|
Si presenta nel nostro studio il Signor Luigi, 55 anni, di professione
muratore ma di passione ciclista, per la sua dichiarata predilezione per
le puntuali e irrinunciabili escursioni in bici con gli amici durante
tutti i fine-settimana.
Egli lamenta forti formicolii - ormai costanti da due mesi - alle
braccia e alle mani (soprattutto la destra), che aumentano di intensità
in modo insopportabile proprio quando è... "a cavallo" della sua
bicicletta da corsa!
"Quando esco con gli amici…dopo circa mezz'ora di pedalata, la gambe e
il fiato funzionano a meraviglia, ma quando arriva il "TUNNEL" devo
fermarmi! Devo scendere tre minuti dalla bici, muovere le mani e le
braccia per far passare i formicolii, poi posso risalire fino alla
comparsa del prossimo "TUNNEL". Dopo 4-5 volte che si ripete questa
trafila, i miei compagni cominciano a deridermi dicendomi che non ho più
il fisico!".
Il Signor Luigi riferisce inoltre che vari specialisti gli hanno già
consigliato di mettersi in lista d'attesa per l'operazione al TUNNEL
CARPALE per entrambe le mani.
Mentre il simpaticissimo Luigi continua a raccontare di se, osservo il
suo collo:
da come lo muove mentre parla e da alcune "rughe" che noi interpretiamo
come segnali di vertebre sofferenti, ritengo opportuno domandargli se ha
mai avuto dolori o tensioni cervicali.
Luigi ricorda che ne ha sofferto molto anche insieme a mal di testa
circa sei mesi fa, a seguito di un lungo e intenso periodo di lavoro in
cui aveva dovuto utilizzare continuamente il martello pneumatico…
Dall'analisi posturale risulta: collo sbilanciato in avanti, spalle
anteposte con la destra più alta (la mano più sofferente è proprio la
destra) e muscoli delle braccia d'acciaio!
Chiedo a Luigi di mettersi in postura su Pancafit®, quindi procedo
"sentendo" manualmente lo stato delle vertebre cervicali, che risultano
non godere di ottima salute in quanto compresse e doloranti. Dopo pochi
minuti di autoallungamento accompagnato da una particolare respirazione
(con lo scopo di dare libertà alle vertebre cervicali responsabili dei
disturbi alle braccia), cominciano le lamentele sul collo.
Luigi riavverte infatti le stesse tensioni e dolori di testa di sei mesi
prima. E dopo cinque minuti di questo esercizio il collo incomincia a
stare decisamente meglio.
Continuo con un altro esercizio di allungamento dei muscoli del collo,
in cui la testa è inclinata lateralmente; anche in questo caso compaiono
tensioni lungo i trapezi (soprattutto il destro), che diminuiscono poi
gradualmente.
Tornato in posizione eretta, al termine dell'esercizio, Luigi avverte
subito leggerezza al collo, alla schiena e alle braccia…

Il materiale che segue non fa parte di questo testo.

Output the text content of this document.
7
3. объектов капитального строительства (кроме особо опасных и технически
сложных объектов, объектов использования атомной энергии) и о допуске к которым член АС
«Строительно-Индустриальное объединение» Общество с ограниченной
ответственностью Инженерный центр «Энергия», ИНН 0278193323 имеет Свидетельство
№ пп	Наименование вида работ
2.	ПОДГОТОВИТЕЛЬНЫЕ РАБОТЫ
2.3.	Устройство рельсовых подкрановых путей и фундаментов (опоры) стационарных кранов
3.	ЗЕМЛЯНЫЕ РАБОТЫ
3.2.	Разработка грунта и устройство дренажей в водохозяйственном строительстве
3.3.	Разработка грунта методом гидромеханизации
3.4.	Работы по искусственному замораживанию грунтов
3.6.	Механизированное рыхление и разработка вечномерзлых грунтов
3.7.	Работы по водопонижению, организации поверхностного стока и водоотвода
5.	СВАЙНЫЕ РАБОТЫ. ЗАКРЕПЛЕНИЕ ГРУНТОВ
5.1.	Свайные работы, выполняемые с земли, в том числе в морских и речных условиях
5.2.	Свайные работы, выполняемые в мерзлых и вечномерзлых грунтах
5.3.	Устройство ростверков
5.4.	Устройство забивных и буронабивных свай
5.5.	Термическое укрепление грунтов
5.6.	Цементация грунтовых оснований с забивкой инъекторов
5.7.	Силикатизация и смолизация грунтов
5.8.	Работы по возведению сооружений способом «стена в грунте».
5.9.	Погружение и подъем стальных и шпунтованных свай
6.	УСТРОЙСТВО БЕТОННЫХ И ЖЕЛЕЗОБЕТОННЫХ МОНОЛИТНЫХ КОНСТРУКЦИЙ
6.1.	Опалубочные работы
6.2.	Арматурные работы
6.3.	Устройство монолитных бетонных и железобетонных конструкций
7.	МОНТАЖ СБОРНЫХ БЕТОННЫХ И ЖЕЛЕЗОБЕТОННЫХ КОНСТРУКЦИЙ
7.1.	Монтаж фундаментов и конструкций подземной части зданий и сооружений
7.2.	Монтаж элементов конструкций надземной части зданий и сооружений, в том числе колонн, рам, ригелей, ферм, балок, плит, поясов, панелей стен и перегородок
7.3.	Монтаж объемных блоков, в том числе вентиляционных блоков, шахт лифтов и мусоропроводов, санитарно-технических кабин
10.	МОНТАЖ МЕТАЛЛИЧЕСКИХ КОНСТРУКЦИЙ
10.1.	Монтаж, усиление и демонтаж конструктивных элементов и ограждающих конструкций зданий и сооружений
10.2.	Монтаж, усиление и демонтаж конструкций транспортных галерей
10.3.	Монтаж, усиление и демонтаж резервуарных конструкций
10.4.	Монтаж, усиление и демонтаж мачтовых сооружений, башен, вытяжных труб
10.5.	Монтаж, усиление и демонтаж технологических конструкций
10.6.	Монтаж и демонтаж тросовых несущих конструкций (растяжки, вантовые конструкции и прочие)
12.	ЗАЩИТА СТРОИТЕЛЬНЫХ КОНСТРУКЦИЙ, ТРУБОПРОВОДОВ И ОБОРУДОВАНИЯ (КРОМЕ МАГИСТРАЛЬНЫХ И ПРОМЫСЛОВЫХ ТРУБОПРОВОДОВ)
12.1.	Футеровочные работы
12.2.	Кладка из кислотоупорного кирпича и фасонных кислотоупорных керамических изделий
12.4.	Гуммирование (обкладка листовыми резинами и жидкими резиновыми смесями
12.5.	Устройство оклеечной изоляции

La settimana successiva Luigi mi riferisce che durante la gita in bici
del fine settimana si è dovuto fermare solo due volte: una volta, per i
formicolii alle braccia, che sono però comparsi solo dopo un'ora e mezza
di pedalata e con un'intensità inferiore al solito del 30% … l'altra,
per uno STOP dipinto a terra!
Nelle tre sedute successive ho quindi ripetuto il lavoro già indicato,
integrandolo con un massaggio manuale profondo di tutta la muscolatura
delle braccia, mantenendo il Signor Luigi in postura decompensata su
Pancafit®.
Alla quarta seduta mi sento dire: " Nel corso dell'ultima gita in
bicicletta sul lago Maggiore non mi sono fermato nemmeno una volta…
Certo che ho davvero rischiato grosso: due operazioni alle mani quando
il responsabile principale dei dolori era il collo!".